Curl is now not only one of the best all-around safeties in the NFL but also one of Washington’s most important players. When he’s not on the field, the defense isn’t nearly the same. He was forced to miss the first two weeks and the last four weeks of the 2022 season with injuries, and Washington’s defense struggled mightily.

With Curl (W3-15) Without Curl (W1,2,16,17)
EPA per play (rank) -0.061 (7th) 0.058 (29th)
Scoring Drive Allowed % (rank) 28.9% (3rd) 46.8% (30th)
Successful Play Allowed % (rank) 31.8% (5th) 34.3% (17th)

*Note: Week 18 was omitted due to it being a backup-heavy, meaningless game between Washington and Dallas.

Curl showed in his first regular-season action as a rookie that he was going to be at and around the line of scrimmage making plays.

Tackling, in particular, was a significant area of improvement for Curl in 2022. He made a massive jump from his rookie season to his third year in limiting his missed tackles and went from ranking in the top 10 in most missed tackles as a rookie to the top 10 in fewest missed tackles this past season.

As a rookie, Curl displayed veteran-like tendencies in terms of always knowing where to be. He just needed to focus on finishing the plays. And last year, he did.

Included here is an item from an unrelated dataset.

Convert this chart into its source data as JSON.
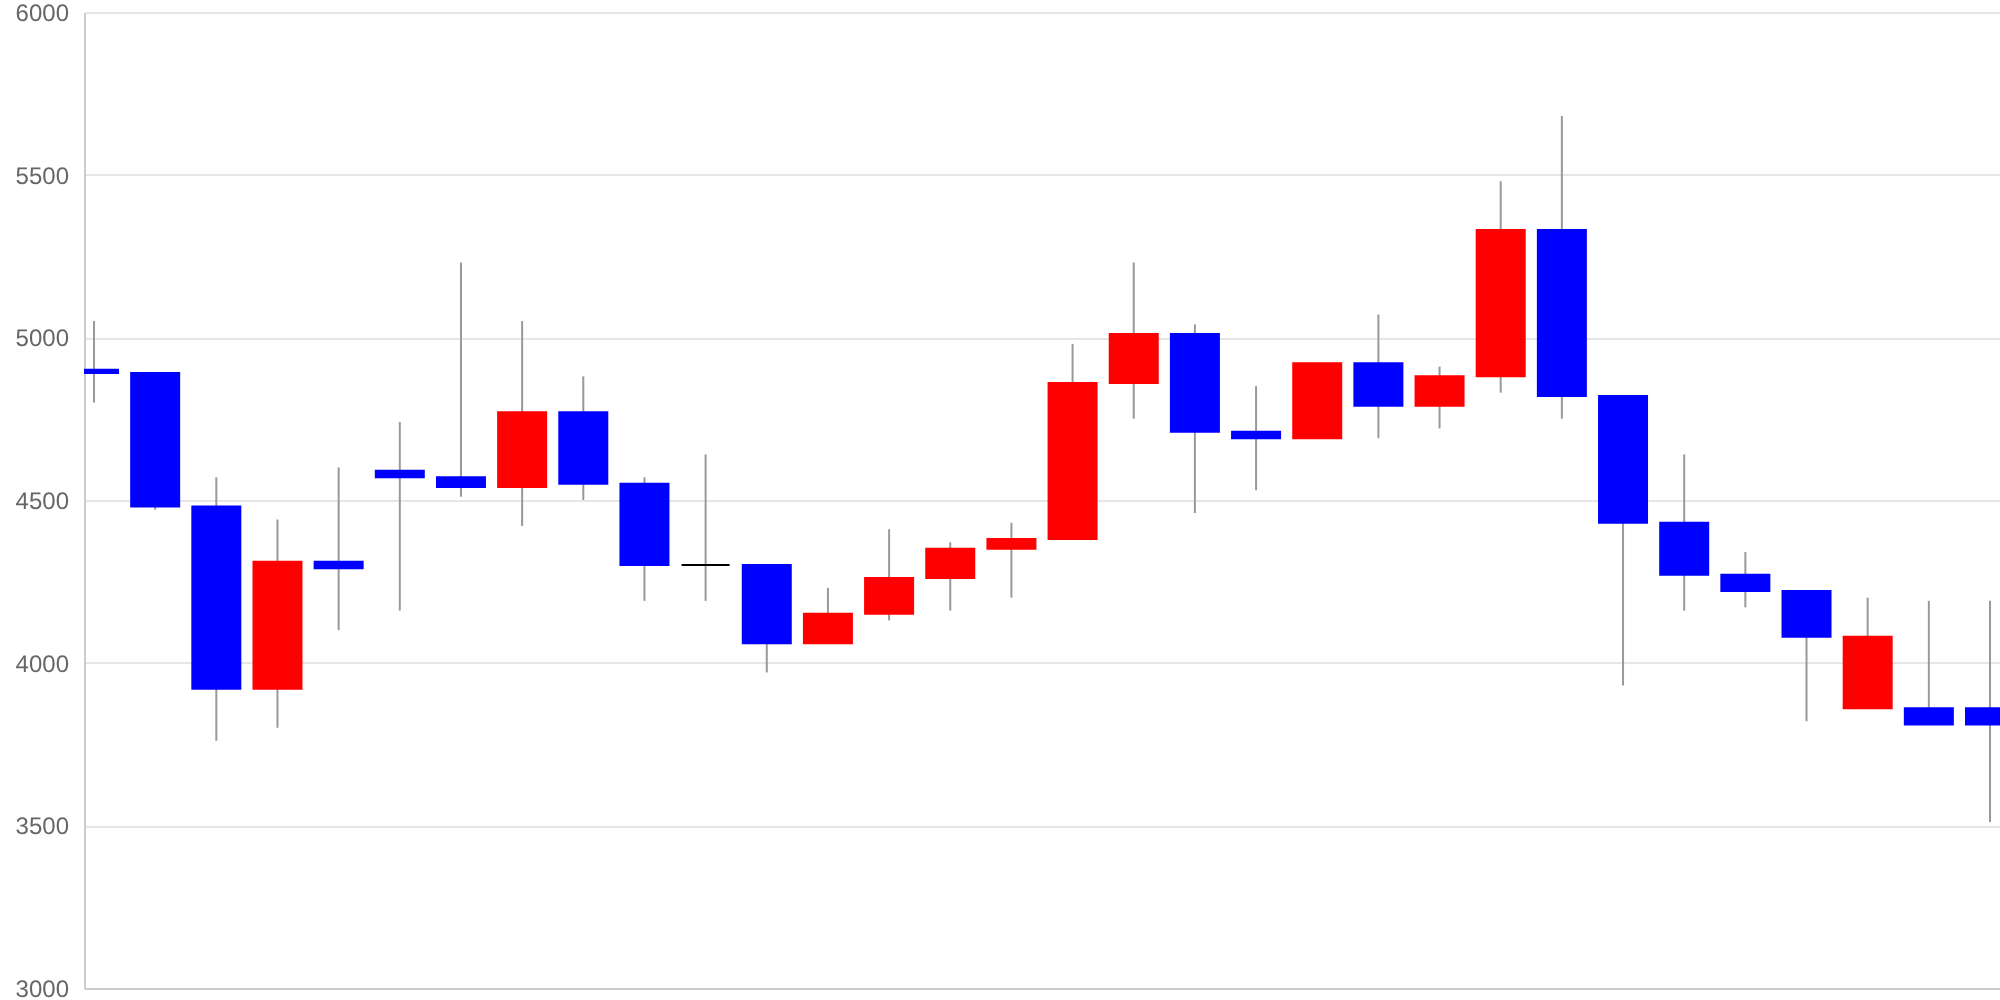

His continued improvement in man coverage also stands out. Much like Curl's missed tackle rate, his man coverage grade was a different beast in his rookie season compared to this past season. He went from being a middle-of-the-pack man coverage defender to one of the NFL’s best.

Curl had shown some flashes but lacked the consistency needed to play in the slot as much as he did.

That changed this past year when he finished with the second-highest man coverage grade among safeties. He’s taken two weaknesses in his game and turned them into strengths, all of a sudden spearheading a Washington defense that has been one of the NFL's best over the past couple of seasons.

Curl’s biggest strength has always been his ability to not only play multiple positions but excel in those positions.

He plays everywhere for Washington, which allows the defense to give offenses multiple looks without a drop-off in the quality of play. The coaching staff knows he can excel in every coverage role they ask of him while also not losing any strength in the run game. Despite his frame, he’s never been afraid to throw his body around at the line of scrimmage.

Take a look at this play from Curl's rookie season. The angle doesn’t do it justice, but he tracks the running back through three separate gaps to eventually make the tackle. It’s an incredible display of patience to not shoot the gap too early. He starts by covering the strongside A-gap, then moves to the weakside A-gap and finally makes the play in the weakside B-gap.

Washington’s strength has always been its defensive line. Jonathan Allen has been one of the most dominant defensive tackles in the NFL for multiple seasons now. Daron Payne and Montez Sweat are both coming off their most productive seasons, and a healthy Chase Young, who won Defensive Rookie of the Year in his last full season, is back in the fold. That’s four first-round picks starting on one position unit. But despite all of that firepower up front, the most important member of that defense is arguably the former seventh-round draft pick Curl.

He’s up for a contract extension after this season, and while Washington has shown it isn’t afraid to pay its homegrown defensive talent, it’s time to retain Curl for the long haul.